The process was lightning fast, and with the death toll rising around the world, it needed to be. In less than a year, scientists had developed a vaccine against SARS-CoV-2, the virus that causes COVID-19.
Advancements in vaccine science, however, were not the only positives spurred by the pandemic. COVID-19 also accelerated a digital revolution in higher education that has given students a new way to learn.
“For whatever reason, education was one of the very few fields of human endeavor that did not undergo a technological revolution in the 20th century compared to medical care or transportation. That revolution is happening now,” University of Miami President Julio Frenk said Thursday during the hour-long panel, “Human Capital in a Digital Economy: The Role of Higher Education.”
Held at the Light Box at Goldman Warehouse in Wynwood, the discussion was part of Miami-LAC, a three-day forum on trade and investment opportunities between South Florida and the Latin American and Caribbean (LAC) region.
Speaking on a panel that included Mark Rosenberg and Madeline Pumariega, presidents of Florida International University and Miami Dade College, respectively, Frenk said that with “the convergence of high-quality, online mixed reality of simulation technologies, we are finally on the cusp of that technological revolution that will completely reshape higher education.”
And he singled out three factors to explain why that revolution is occurring—advancements in cognitive science that allow us to understand how we learn, digital technologies that are finding applications in the world of education, and students who are graduating into the most dynamic labor market in history—where new jobs are being created and existing occupations are being disrupted.
As such, Frenk said, “we can no longer sustain the model where we front-load educational content and competencies.” Institutions of higher education, he noted, must redefine themselves “as providers of educational services throughout the entire career cycle of people, not just before people join the labor market but during and even after.”
Responding to questions posed by Marcelo Cabrol, manager of the social sector at the Inter-American Development Bank, which hosted the conference, the three panelists discussed ways in which the pandemic affected their institutions and the strategies they employed to deal with them.
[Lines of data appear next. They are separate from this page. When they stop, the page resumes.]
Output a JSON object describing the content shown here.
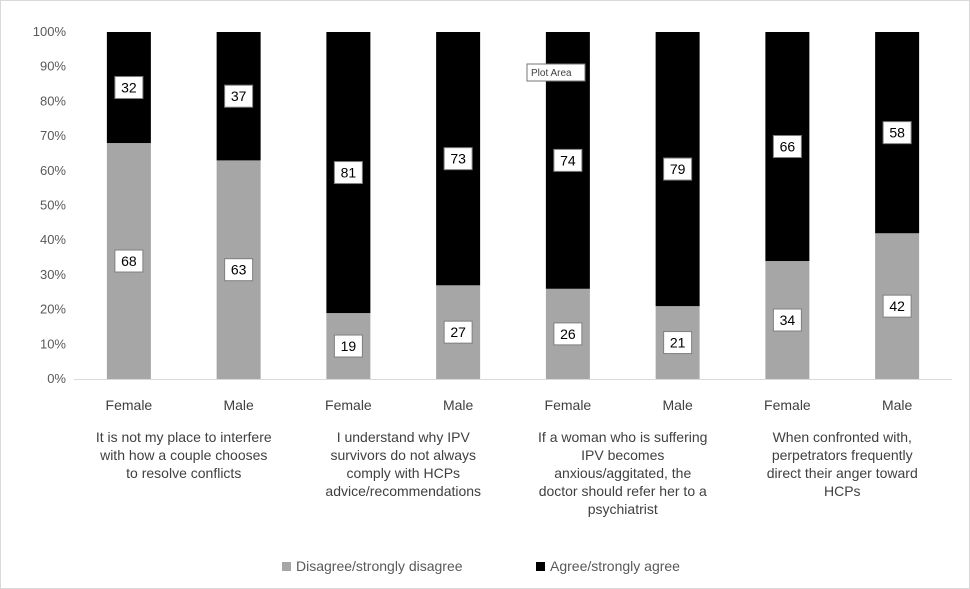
{
  "tooltip": "Plot Area",
  "chart_data": {
    "type": "bar",
    "stacked": "percent",
    "ylim": [
      0,
      100
    ],
    "yticks": [
      "0%",
      "10%",
      "20%",
      "30%",
      "40%",
      "50%",
      "60%",
      "70%",
      "80%",
      "90%",
      "100%"
    ],
    "grid": false,
    "legend_position": "bottom",
    "categories": [
      "Female",
      "Male",
      "Female",
      "Male",
      "Female",
      "Male",
      "Female",
      "Male"
    ],
    "groups": [
      {
        "label": [
          "It is not my place to interfere",
          "with how a couple chooses",
          "to resolve conflicts"
        ]
      },
      {
        "label": [
          "I understand why IPV",
          "survivors do not always",
          "comply with HCPs",
          "advice/recommendations"
        ]
      },
      {
        "label": [
          "If a woman who is suffering",
          "IPV becomes",
          "anxious/aggitated, the",
          "doctor should refer her to a",
          "psychiatrist"
        ]
      },
      {
        "label": [
          "When confronted with,",
          "perpetrators frequently",
          "direct their anger toward",
          "HCPs"
        ]
      }
    ],
    "series": [
      {
        "name": "Disagree/strongly disagree",
        "color": "#a6a6a6",
        "values": [
          68,
          63,
          19,
          27,
          26,
          21,
          34,
          42
        ]
      },
      {
        "name": "Agree/strongly agree",
        "color": "#000000",
        "values": [
          32,
          37,
          81,
          73,
          74,
          79,
          66,
          58
        ]
      }
    ]
  }
}
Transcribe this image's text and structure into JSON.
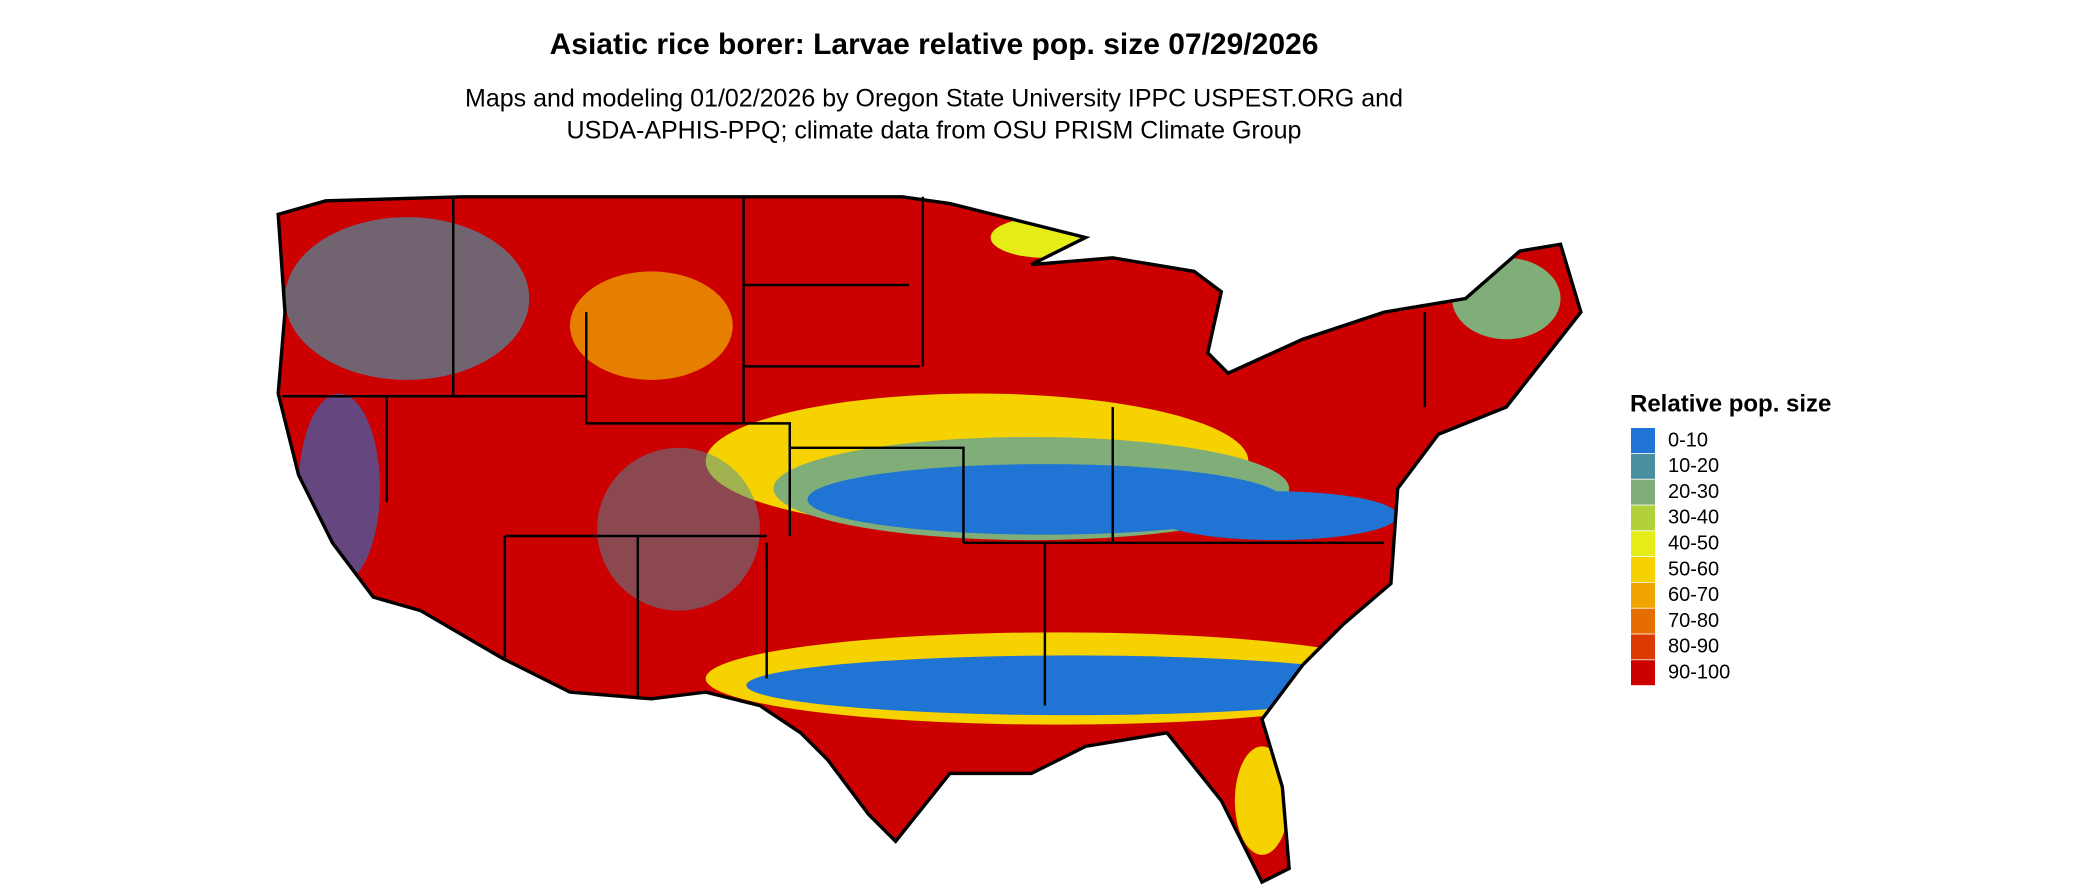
{
  "header": {
    "title": "Asiatic rice borer: Larvae relative pop. size 07/29/2026",
    "subtitle": [
      "Maps and modeling 01/02/2026 by Oregon State University IPPC USPEST.ORG and",
      "USDA-APHIS-PPQ; climate data from OSU PRISM Climate Group"
    ]
  },
  "legend": {
    "title": "Relative pop. size",
    "items": [
      {
        "label": "0-10",
        "color": "#1f74d4"
      },
      {
        "label": "10-20",
        "color": "#4a8fa0"
      },
      {
        "label": "20-30",
        "color": "#7fae78"
      },
      {
        "label": "30-40",
        "color": "#b2d03a"
      },
      {
        "label": "40-50",
        "color": "#e6ec18"
      },
      {
        "label": "50-60",
        "color": "#f6d200"
      },
      {
        "label": "60-70",
        "color": "#f0a400"
      },
      {
        "label": "70-80",
        "color": "#e66e00"
      },
      {
        "label": "80-90",
        "color": "#dc3a00"
      },
      {
        "label": "90-100",
        "color": "#cc0000"
      }
    ]
  }
}
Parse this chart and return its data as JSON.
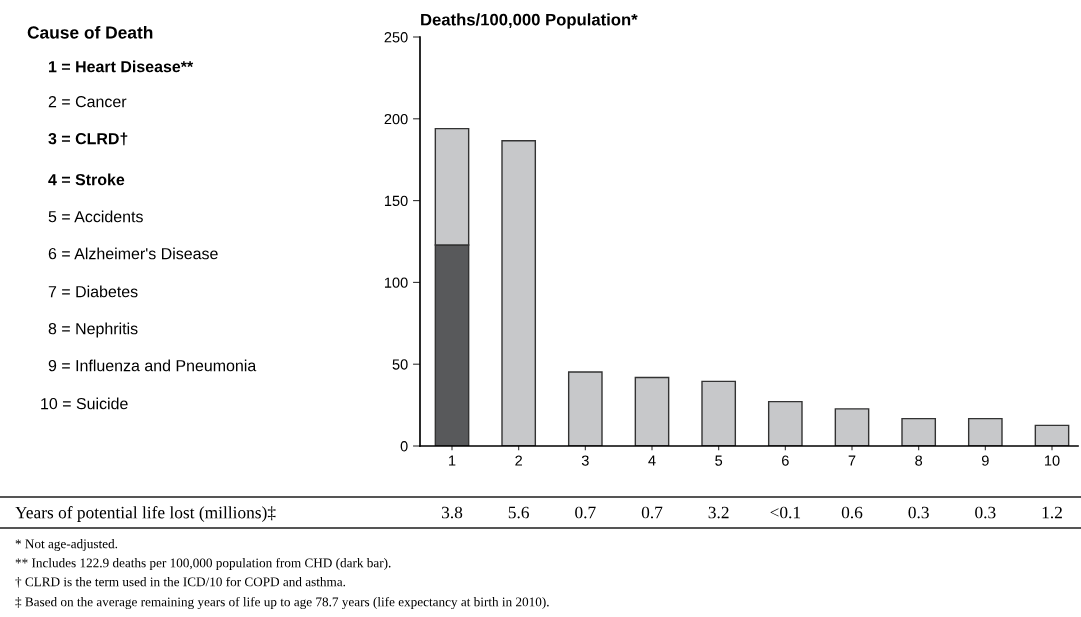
{
  "chart_data": {
    "type": "bar",
    "title": "Deaths/100,000 Population*",
    "stacked": true,
    "categories": [
      "1",
      "2",
      "3",
      "4",
      "5",
      "6",
      "7",
      "8",
      "9",
      "10"
    ],
    "series": [
      {
        "color": "#58595b",
        "values": [
          122.9,
          null,
          null,
          null,
          null,
          null,
          null,
          null,
          null,
          null
        ]
      },
      {
        "color": "#c7c8ca",
        "values": [
          71.1,
          186.6,
          45.2,
          41.9,
          39.5,
          27.1,
          22.7,
          16.7,
          16.7,
          12.6
        ]
      }
    ],
    "ylim": [
      0,
      250
    ],
    "yticks": [
      0,
      50,
      100,
      150,
      200,
      250
    ],
    "grid": false,
    "legend": false,
    "annotations": [
      "Cause of Death",
      "1 = Heart Disease**",
      "2 = Cancer",
      "3 = CLRD†",
      "4 = Stroke",
      "5 = Accidents",
      "6 = Alzheimer's Disease",
      "7 = Diabetes",
      "8 = Nephritis",
      "9 = Influenza and Pneumonia",
      "10 = Suicide",
      "Years of potential life lost (millions)‡",
      "3.8",
      "5.6",
      "0.7",
      "0.7",
      "3.2",
      "<0.1",
      "0.6",
      "0.3",
      "0.3",
      "1.2",
      "* Not age-adjusted.",
      "** Includes 122.9 deaths per 100,000 population from CHD (dark bar).",
      "† CLRD is the term used in the ICD/10 for COPD and asthma.",
      "‡ Based on the average remaining years of life up to age 78.7 years (life expectancy at birth in 2010)."
    ]
  }
}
The University of Miami, for example, migrated 1,700 courses to an online format within 10 days. “It was not a permanent solution. It was a response to an emergency,” Frenk pointed out. “But the big contribution of the pandemic was the cultural change it accelerated. Faculty [members] who were resistant to such technology—particularly online media—in their instruction finally embraced it and actually started loving it. In those 10 days, we made more progress in cultural change than in the previous 10 years. It’s a moment we can’t let go of.”
For Pumariega, it was about finding a “silver lining in the storm.”
“That silver lining was the ability of community colleges to adopt additional instructional modalities,” she explained. “Within a week, we went into online modalities, we went into live Zoom modalities. Our faculty came on board. And what it did was break down the silos that might have existed in our institution.”
The pandemic, she continued, allowed Miami Dade College to learn just how vulnerable community college students are, whether it be in housing and food insecurity or the digital divide. “We needed to quickly move our support services virtually,” she said, referring to the college’s mental health counseling and academic tutoring services. “We were [the students’] lifeline, and we demonstrated our nimbleness.”
The panelists shared their views on how educational systems in Latin America and the Caribbean can learn from what their institutions experienced during the pandemic.
“I don’t think there’s any doubt that we, as universities, have lost our monopoly on higher education,” Rosenberg said. “That may not be a bad thing. In fact, the diffusion of learning is a key issue for the 21st century, and democratizing learning is very important. So, it’s probably a good thing that there’s much more competition—for who teaches and how people learn—than ever before.”
Frenk addressed strategies to attract more women to STEM and high-tech fields, saying that colleges and universities must commit to reaffirming the role of higher education as the most legitimate instrument to propel upward social mobility. “Any group that’s been marginalized—women, communities of color, poor families and households—we need to deliberately seek them out and open the pathways of access and then assure an environment that’s respectful,” he said.
Recruiting women and other underrepresented groups is not enough, Frenk said. An internal environment where they feel valued at every point needs to be created, he added.
Frenk also called for more paid internships in the STEM fields for impoverished students and women. And he provided an outlook for the next five years, saying that a “connective” university is the future of education.
“Not a closed system, not a system of privilege, not a system of further stratification, but a connector between opportunity and prosperity,” Frenk explained. “And I would call that the essential university.”